How your sport looks after kids (for kids aged 7-12)

 

How you should be treated and what to do if you don’t feel safe

This information is for children aged 7 to 12 years old to help kids understand the Child Safeguarding Policy.

Did you know? Your sport has a set of rules to make sure sport is safe, happy and fun for everyone.

These rules are written down and they also help your sports, and everyone involved in sport, to remember how to treat you. They explain what behaviours are ok, and what behaviours are not ok. They also tell you what you can do if someone hurts you, or if you don’t feel safe.

How should you be treated?

When you take part in sport, you should feel safe, included and happy. The rules say that adults working in sports must treat you with care and respect. They must make sure you are safe and protected from being hurt. Anything that makes you feel scared or that hurts you is not ok.

Let's look more closely at nine of the rules...
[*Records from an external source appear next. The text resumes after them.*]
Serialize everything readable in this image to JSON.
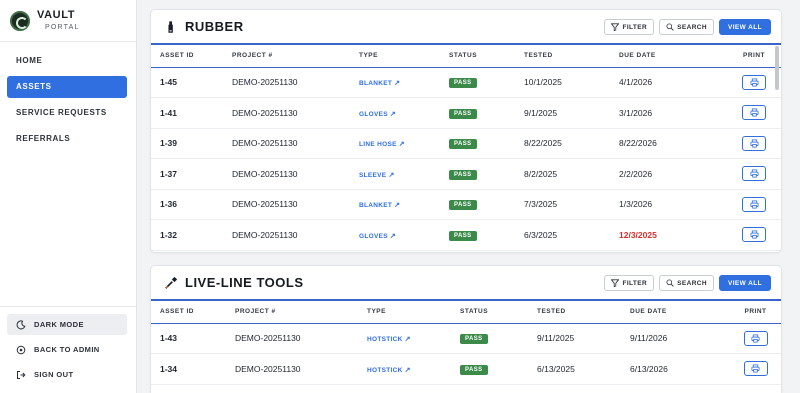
{
  "brand": {
    "title": "VAULT",
    "subtitle": "PORTAL"
  },
  "nav": [
    {
      "label": "HOME",
      "active": false
    },
    {
      "label": "ASSETS",
      "active": true
    },
    {
      "label": "SERVICE REQUESTS",
      "active": false
    },
    {
      "label": "REFERRALS",
      "active": false
    }
  ],
  "bottom_nav": {
    "dark_mode": "DARK MODE",
    "back_to_admin": "BACK TO ADMIN",
    "sign_out": "SIGN OUT"
  },
  "actions": {
    "filter": "FILTER",
    "search": "SEARCH",
    "view_all": "VIEW ALL"
  },
  "columns": {
    "asset_id": "ASSET ID",
    "project": "PROJECT #",
    "type": "TYPE",
    "status": "STATUS",
    "tested": "TESTED",
    "due_date": "DUE DATE",
    "print": "PRINT"
  },
  "sections": [
    {
      "title": "RUBBER",
      "icon": "glove-icon",
      "rows": [
        {
          "asset_id": "1-45",
          "project": "DEMO-20251130",
          "type": "BLANKET",
          "status": "PASS",
          "tested": "10/1/2025",
          "due": "4/1/2026",
          "overdue": false
        },
        {
          "asset_id": "1-41",
          "project": "DEMO-20251130",
          "type": "GLOVES",
          "status": "PASS",
          "tested": "9/1/2025",
          "due": "3/1/2026",
          "overdue": false
        },
        {
          "asset_id": "1-39",
          "project": "DEMO-20251130",
          "type": "LINE HOSE",
          "status": "PASS",
          "tested": "8/22/2025",
          "due": "8/22/2026",
          "overdue": false
        },
        {
          "asset_id": "1-37",
          "project": "DEMO-20251130",
          "type": "SLEEVE",
          "status": "PASS",
          "tested": "8/2/2025",
          "due": "2/2/2026",
          "overdue": false
        },
        {
          "asset_id": "1-36",
          "project": "DEMO-20251130",
          "type": "BLANKET",
          "status": "PASS",
          "tested": "7/3/2025",
          "due": "1/3/2026",
          "overdue": false
        },
        {
          "asset_id": "1-32",
          "project": "DEMO-20251130",
          "type": "GLOVES",
          "status": "PASS",
          "tested": "6/3/2025",
          "due": "12/3/2025",
          "overdue": true
        }
      ]
    },
    {
      "title": "LIVE-LINE TOOLS",
      "icon": "tool-icon",
      "rows": [
        {
          "asset_id": "1-43",
          "project": "DEMO-20251130",
          "type": "HOTSTICK",
          "status": "PASS",
          "tested": "9/11/2025",
          "due": "9/11/2026",
          "overdue": false
        },
        {
          "asset_id": "1-34",
          "project": "DEMO-20251130",
          "type": "HOTSTICK",
          "status": "PASS",
          "tested": "6/13/2025",
          "due": "6/13/2026",
          "overdue": false
        }
      ]
    }
  ],
  "colors": {
    "accent": "#2f6fe0",
    "pass": "#3b8a4a",
    "overdue": "#d0312d"
  }
}
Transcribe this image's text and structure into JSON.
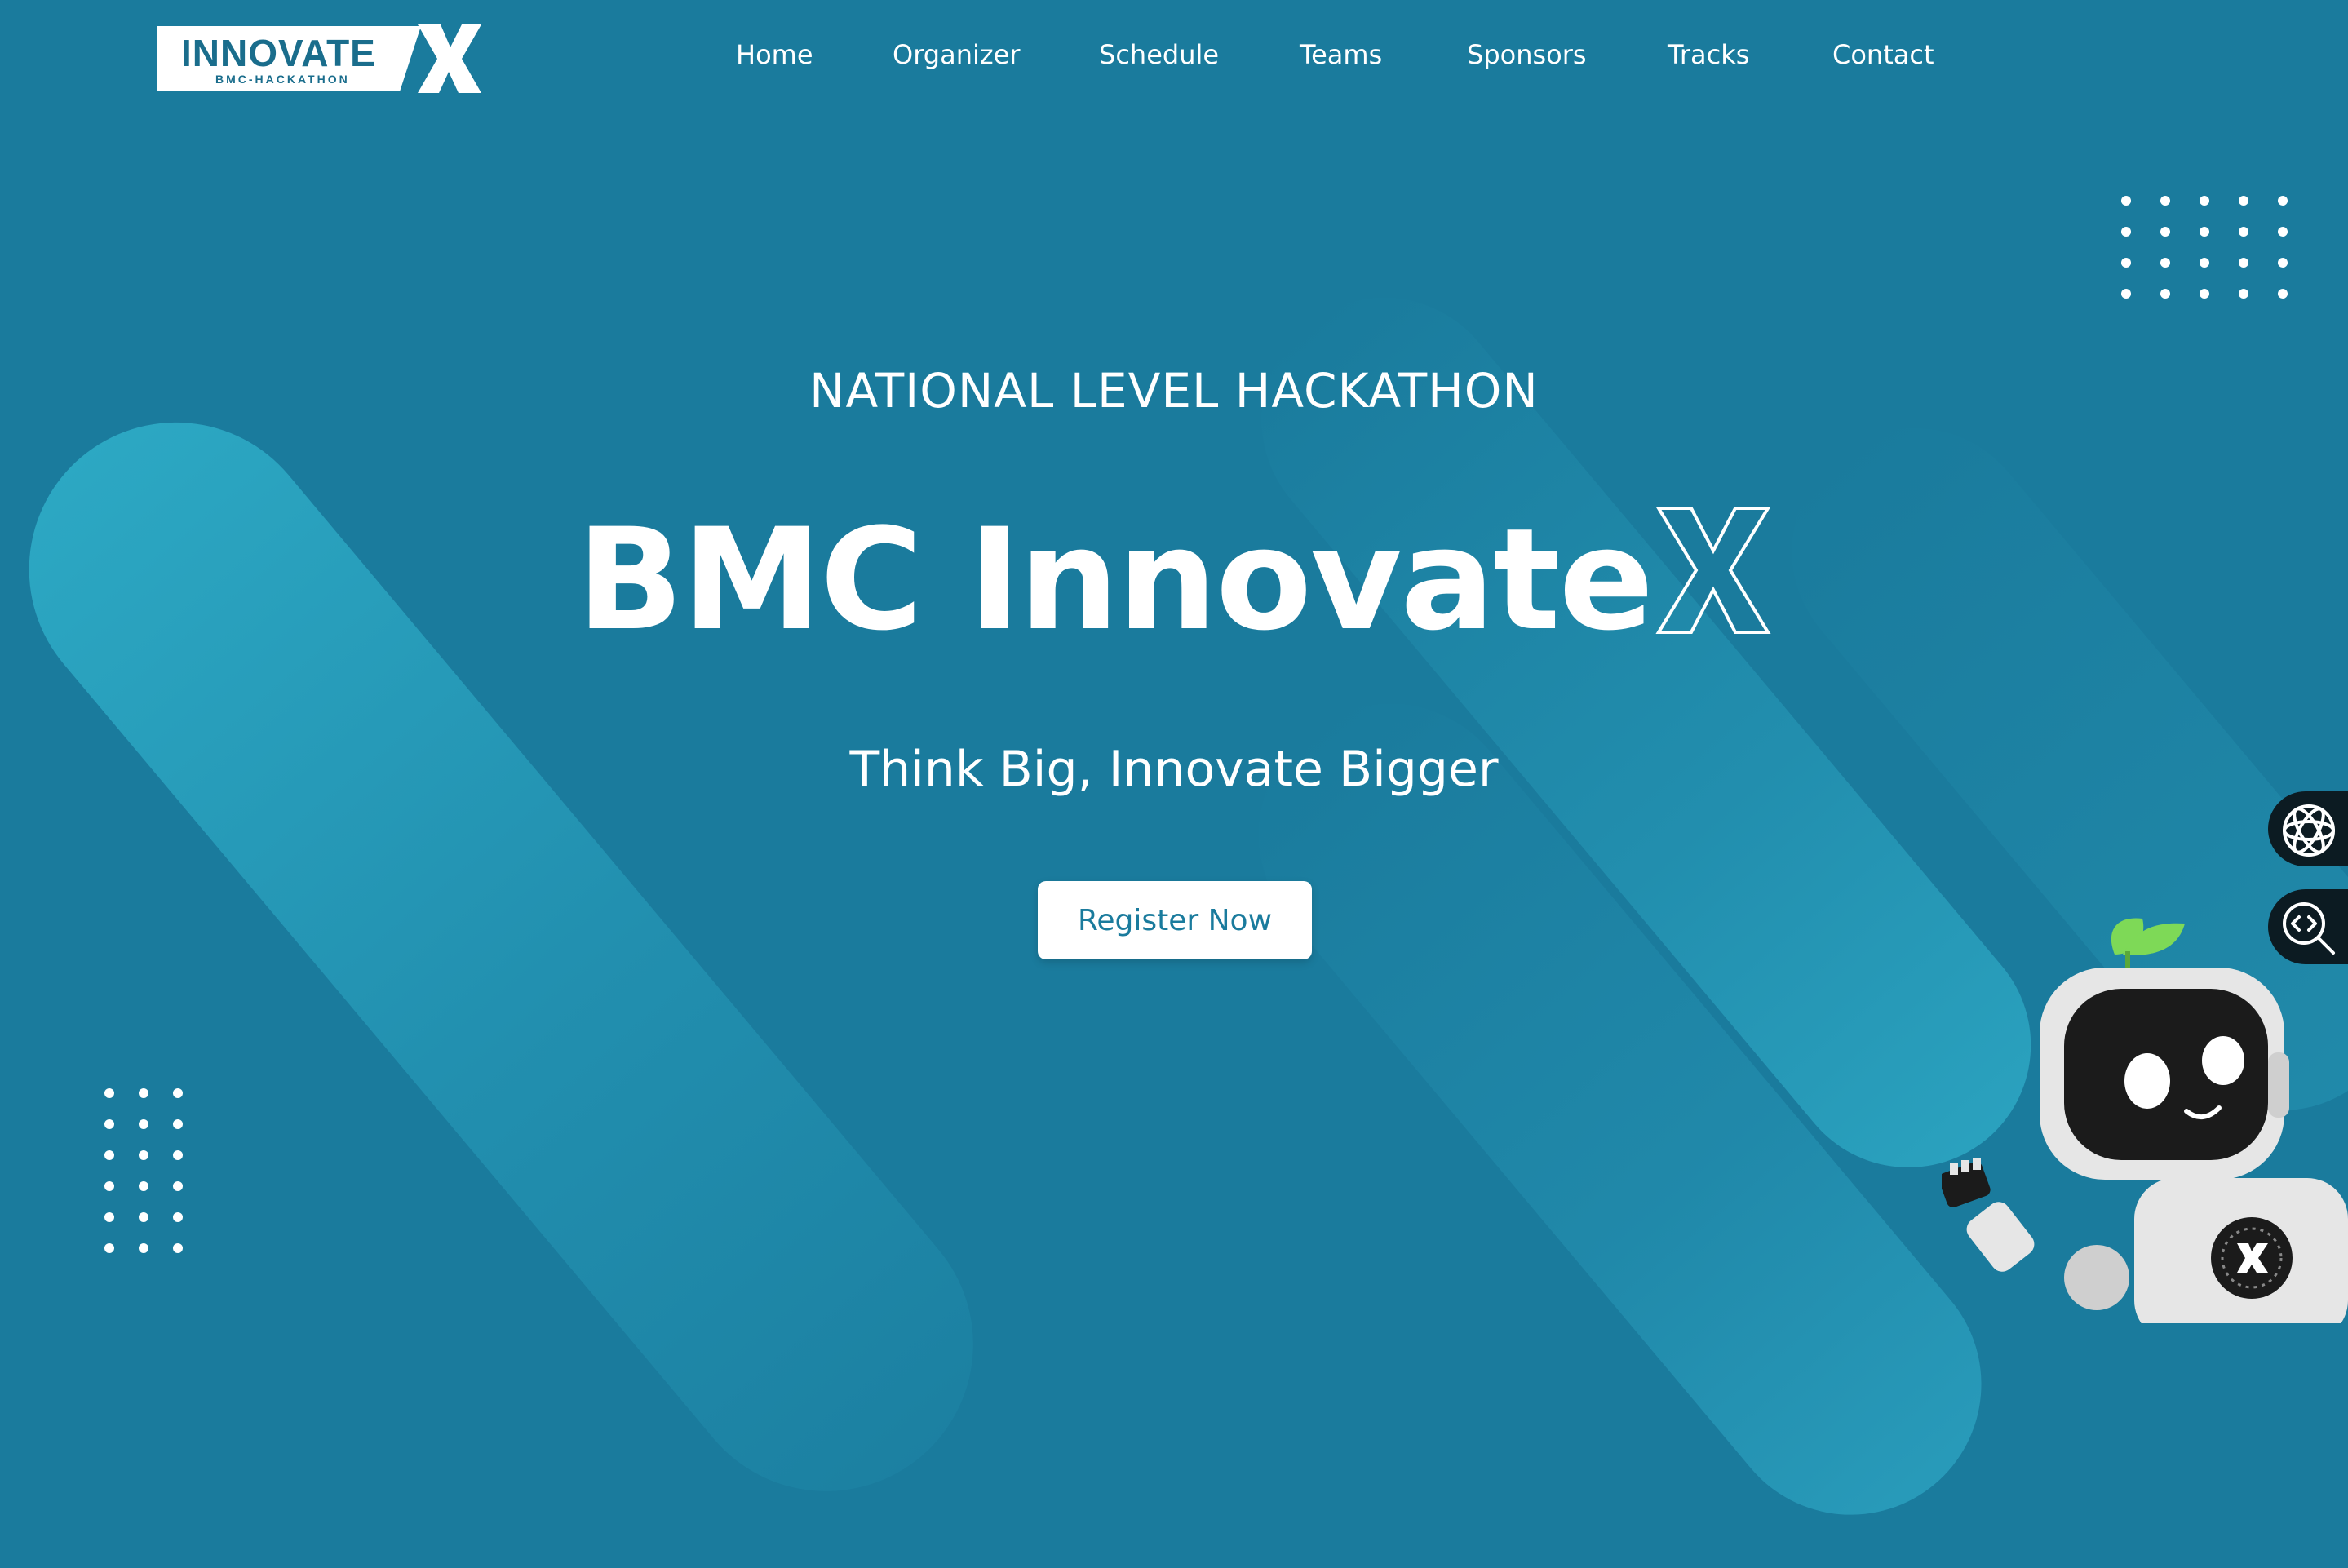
{
  "brand": {
    "logo_word": "INNOVATE",
    "logo_sub": "BMC-HACKATHON",
    "logo_letter": "X"
  },
  "nav": {
    "items": [
      {
        "label": "Home"
      },
      {
        "label": "Organizer"
      },
      {
        "label": "Schedule"
      },
      {
        "label": "Teams"
      },
      {
        "label": "Sponsors"
      },
      {
        "label": "Tracks"
      },
      {
        "label": "Contact"
      }
    ]
  },
  "hero": {
    "eyebrow": "NATIONAL LEVEL HACKATHON",
    "title": "BMC Innovate",
    "title_outline_letter": "X",
    "tagline": "Think Big, Innovate Bigger",
    "cta_label": "Register Now"
  },
  "widgets": {
    "top_icon": "ai-assistant-icon",
    "bottom_icon": "code-search-icon",
    "mascot": "robot-mascot-icon"
  },
  "colors": {
    "background": "#1a7b9d",
    "stripe": "#2aa3c0",
    "text": "#ffffff",
    "button_text": "#1a7b9d",
    "widget_bg": "#0c1b22",
    "leaf": "#7ed957"
  }
}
  1. Adults in sport must treat you with respect. Adults should speak to you in a way that makes you feel cared for and happy. They must not bully you, or say things that are hurtful, or make you feel scared.
  2. Adults in sport must treat you fairly, no matter what your ability, who you are or where you are from.
  3. Adults in sport must keep you safe and not hurt you in any way. This means they should not speak to you in a way that makes you feel upset or worried. They must not touch you or ask you to do something that makes you feel upset, scared or embarrassed.
  4. Adults in sport must respect your privacy. Adults should not do anything that makes you feel embarrassed or worried. For example, they are not allowed to take photos of you without permission from you and your family. Your body belongs to you. Nobody is allowed to touch you in a way that makes you feel upset, scared or embarrassed.
  5. Adults in sport must listen to you about things that are important to you and take what you say seriously
  6. Adults in sport must follow the rules of their jobs at all times. This means adults should treat everyone the same (no favourites). They should not contact you or meet you alone outside your sport. They should not ask you to keep secrets from your parents, carers or other children.
  7. Adults in sport must support you and protect you from harm. Adults also have a responsibility to help you if you tell them that you have been hurt by another person. This includes if you have been hurt by another young person, a parent or carer.
  8. Adults in sport must not treat you badly because you told someone about being hurt. It is not ok for an adult to be mean to you, ignore you or treat you unfairly because you complained about them or someone else.
  9. Adults in sport must be allowed to work with children. Your sport will check that anybody who is working with children is safe to be with children. They will train all adults in child safety.

There are many other things that might make you feel upset, scared or embarrassed that are not mentioned here. You have a right to tell someone about anything that makes you feel unsafe or upset.

What can you do if you feel scared or have been hurt?

The rules say that your sport must support and help you if you don’t feel safe, or if you are frightened or have been hurt. They must listen to you and do something to stop it from happening to you again. If something happens that makes you feel upset or scared, or that hurts you in any way, tell an adult you trust. It doesn’t matter who has hurt you or made you feel unsafe. It could be another child, a parent or carer, or adult involved in the sport. You have the right to tell someone about it. You can also tell someone or ask for help if you see or hear about this happening to another child.

Can you think of someone who makes you feel safe?

Who can you talk to if someone makes you feel unhappy, scared or embarrassed?

What happens next?

If you choose to tell an adult about someone who has hurt you or made you feel unsafe, that adult might need to tell someone else. This is why adults can’t promise to keep what you say a secret. But remember, they will only tell the people who need to know so they can help fix the problem, to keep you safe.

The adult you talk to can help you to make a complaint. A complaint is when you, or an adult, writes down what happened to you and gives it to a person in charge. Making a complaint is your choice and you will be supported by adults to do this. The person in charge should listen to you when you make the complaint and explain what they can do to help fix it. By making a complaint, you could help yourself and other children to keep safe.

Other ways you can get help

Kids Helpline is a free and confidential* 24/7 online and phone counselling service to help kids with any problems they have. You can contact a counsellor at any time, day or night, to talk to them for any reason. The counsellor won’t share what you tell them with anybody without your agreement (unless you or someone else are in danger). It is free, so you can call from your mobile, home phone or a public phone.

Visit: https://kidshelpline.com.au/

Call: 1800 55 1800

Email: counsellor@kidshelpline.com.au

You can go to the police if you want to report something that is happening by:

  • visiting your local police station.
  • dialling 000 if you are in immediate danger, or 131 444 if you need help at any other time.

*Confidential means the person you speak to will not share what you tell them with anybody without your agreement, unless you or someone else is in danger.